Блейк приподнимается, и на ее лице появляется ямочка. — Так на кого ты хотел быть похожим? Какой была твоя яркая, сияющая звезда?
Она спрашивает, потому что знает, что у меня такая была.
У Блейк она тоже была: число в ее сознании и то, что оно означало: замок, кухня, библиотека… Это были мечты, которые она использовала, чтобы убежать от реальности. Цели, которые побуждали ее работать, работать и работать, чтобы выкарабкаться из дерьма.
— Именно об этом я и пытался рассказать тебе. В тот день, когда я увидел жизнь, которую хотел…
Блейк прижимается ко мне и улыбается.
🎶 Whole Lotta Money — BIA
— В старших классах мы с Бриггсом начали покупать машины на аукционах и перепродавать их. Мы купили этот Spyder 67-го года, чертовски великолепный. Я бы убил за то, чтобы оставить его себе, но тогда я был сукой без гроша в кармане, на его покупку ушла вся моя пачка, и мы провели лето, ремонтируя его. В сентябре я продал его одному торговцу.

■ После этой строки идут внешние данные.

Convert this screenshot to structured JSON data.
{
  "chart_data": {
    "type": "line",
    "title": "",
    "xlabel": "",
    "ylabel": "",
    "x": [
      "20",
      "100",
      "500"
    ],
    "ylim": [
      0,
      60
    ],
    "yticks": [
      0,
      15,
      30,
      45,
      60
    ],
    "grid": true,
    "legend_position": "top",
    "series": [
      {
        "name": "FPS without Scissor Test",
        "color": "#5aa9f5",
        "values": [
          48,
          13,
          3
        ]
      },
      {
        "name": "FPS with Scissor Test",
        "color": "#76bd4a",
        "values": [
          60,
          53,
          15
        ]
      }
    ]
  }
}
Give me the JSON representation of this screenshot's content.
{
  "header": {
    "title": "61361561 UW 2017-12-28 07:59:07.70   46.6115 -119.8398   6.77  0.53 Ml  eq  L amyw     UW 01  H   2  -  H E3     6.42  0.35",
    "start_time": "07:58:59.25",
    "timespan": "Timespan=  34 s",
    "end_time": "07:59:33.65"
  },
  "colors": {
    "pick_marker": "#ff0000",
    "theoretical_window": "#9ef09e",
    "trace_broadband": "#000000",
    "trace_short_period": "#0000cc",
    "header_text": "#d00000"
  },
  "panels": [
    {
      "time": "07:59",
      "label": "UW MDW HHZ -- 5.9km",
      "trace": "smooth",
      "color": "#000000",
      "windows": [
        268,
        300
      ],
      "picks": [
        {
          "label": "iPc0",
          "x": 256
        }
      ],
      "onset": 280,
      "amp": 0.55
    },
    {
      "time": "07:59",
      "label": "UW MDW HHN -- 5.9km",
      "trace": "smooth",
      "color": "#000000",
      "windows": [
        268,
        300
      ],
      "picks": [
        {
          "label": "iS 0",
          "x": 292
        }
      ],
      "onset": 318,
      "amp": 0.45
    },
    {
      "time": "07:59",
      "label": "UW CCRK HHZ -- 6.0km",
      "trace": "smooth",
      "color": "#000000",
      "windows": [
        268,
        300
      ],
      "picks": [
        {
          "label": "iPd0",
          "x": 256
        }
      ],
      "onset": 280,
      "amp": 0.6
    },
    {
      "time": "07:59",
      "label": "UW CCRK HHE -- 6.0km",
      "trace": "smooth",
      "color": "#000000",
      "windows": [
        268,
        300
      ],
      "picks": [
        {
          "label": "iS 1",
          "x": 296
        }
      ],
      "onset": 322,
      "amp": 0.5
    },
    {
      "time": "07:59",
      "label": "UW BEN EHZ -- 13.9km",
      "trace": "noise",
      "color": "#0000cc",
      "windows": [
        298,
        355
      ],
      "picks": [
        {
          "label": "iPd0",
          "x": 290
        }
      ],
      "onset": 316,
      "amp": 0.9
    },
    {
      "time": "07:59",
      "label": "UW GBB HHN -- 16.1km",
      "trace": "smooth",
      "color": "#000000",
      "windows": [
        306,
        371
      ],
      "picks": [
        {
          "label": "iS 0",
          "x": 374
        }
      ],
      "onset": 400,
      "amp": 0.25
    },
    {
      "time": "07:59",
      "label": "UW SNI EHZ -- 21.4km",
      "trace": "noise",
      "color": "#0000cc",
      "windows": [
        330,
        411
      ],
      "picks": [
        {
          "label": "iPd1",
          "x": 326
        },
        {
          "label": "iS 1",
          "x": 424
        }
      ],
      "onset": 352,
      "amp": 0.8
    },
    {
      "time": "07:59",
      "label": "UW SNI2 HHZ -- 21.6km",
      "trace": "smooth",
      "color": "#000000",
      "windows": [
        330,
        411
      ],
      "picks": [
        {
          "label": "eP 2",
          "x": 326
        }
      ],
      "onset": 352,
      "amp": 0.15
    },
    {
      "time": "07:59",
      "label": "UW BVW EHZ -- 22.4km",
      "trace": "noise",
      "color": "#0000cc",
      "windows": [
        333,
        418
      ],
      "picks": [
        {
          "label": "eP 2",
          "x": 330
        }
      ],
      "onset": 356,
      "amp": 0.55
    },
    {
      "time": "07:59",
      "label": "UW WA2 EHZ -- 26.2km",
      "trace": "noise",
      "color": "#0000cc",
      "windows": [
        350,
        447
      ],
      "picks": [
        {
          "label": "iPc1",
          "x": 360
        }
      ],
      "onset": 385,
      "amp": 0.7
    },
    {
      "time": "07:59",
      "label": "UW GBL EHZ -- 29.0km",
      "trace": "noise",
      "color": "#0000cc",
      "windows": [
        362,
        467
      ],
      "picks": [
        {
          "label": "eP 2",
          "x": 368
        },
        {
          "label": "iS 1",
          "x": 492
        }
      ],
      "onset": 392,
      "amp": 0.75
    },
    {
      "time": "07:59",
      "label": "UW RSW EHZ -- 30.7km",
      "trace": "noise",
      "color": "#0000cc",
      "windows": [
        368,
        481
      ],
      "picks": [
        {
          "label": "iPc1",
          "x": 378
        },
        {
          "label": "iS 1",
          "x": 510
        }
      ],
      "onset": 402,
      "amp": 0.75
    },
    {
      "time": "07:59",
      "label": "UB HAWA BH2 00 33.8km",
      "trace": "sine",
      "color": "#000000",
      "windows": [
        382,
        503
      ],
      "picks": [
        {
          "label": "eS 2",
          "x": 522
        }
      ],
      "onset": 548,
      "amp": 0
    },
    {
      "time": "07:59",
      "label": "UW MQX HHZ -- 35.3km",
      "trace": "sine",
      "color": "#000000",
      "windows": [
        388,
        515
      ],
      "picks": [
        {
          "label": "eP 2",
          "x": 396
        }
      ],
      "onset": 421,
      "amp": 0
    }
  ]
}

Я прекрасно представляю его за рулем моей машины — пиджак от заказного костюма, небрежно брошенный на заднее сиденье, загорелый в апреле, где бы он ни путешествовал, часы, равные по цене образованию в Гарварде, сверкают на его запястье. Он заплатил за машину наличными, но я позавидовал его уверенности — тому, как он торговался со мной, а потом накинул еще тысячу "за освежитель воздуха", чтобы показать, что для него это все игра, в которой он без труда побеждает.
— Почему это смущает? — говорит Блейк.
— Ведь если оглянуться назад, он был никем — возможно, просто торговцем с пола, как Джонси или Пеннивайз. Но он взял мою машину, и когда он уезжал… казалось, что у него есть все, что я хочу.
— Это не так уж плохо, — говорит Блейк. — Я думала, что ты занялся финансами, чтобы показать себя Халстону Ривзу.
Я качаю головой. — Когда я выбирал свою будущую профессию, я просто завидовал какому-то случайному парню.
Блейк ухмыляется. — Мне так больше нравится.
Ее рука скользит по моим коленям и легко находит мой член внутри брюк. Ее острые ногти прослеживают его форму, потираясь о гребень, где головка встречается со стволом.
Мой член набухает и становится крайне неудобным в брюках. Она неустанно прослеживает каждый дюйм — вперед-назад, вниз по стволу, вверх по головке, — пока я не пульсирую, как барабан.
Блейк расстегивает пуговицы на моих брюках. Молния прорывается, как плотина, и мой член вырывается на свободу, раскаленный в прохладном воздухе. Блейк берет головку в рот, впиваясь в меня бархатными губами. Мгновенно все становится вдвойне приятным — солнце на моей коже, ветерок в волосах, колесо под ладонью. Все доставляет удовольствие, когда мой член плавает на плоской поверхности ее языка.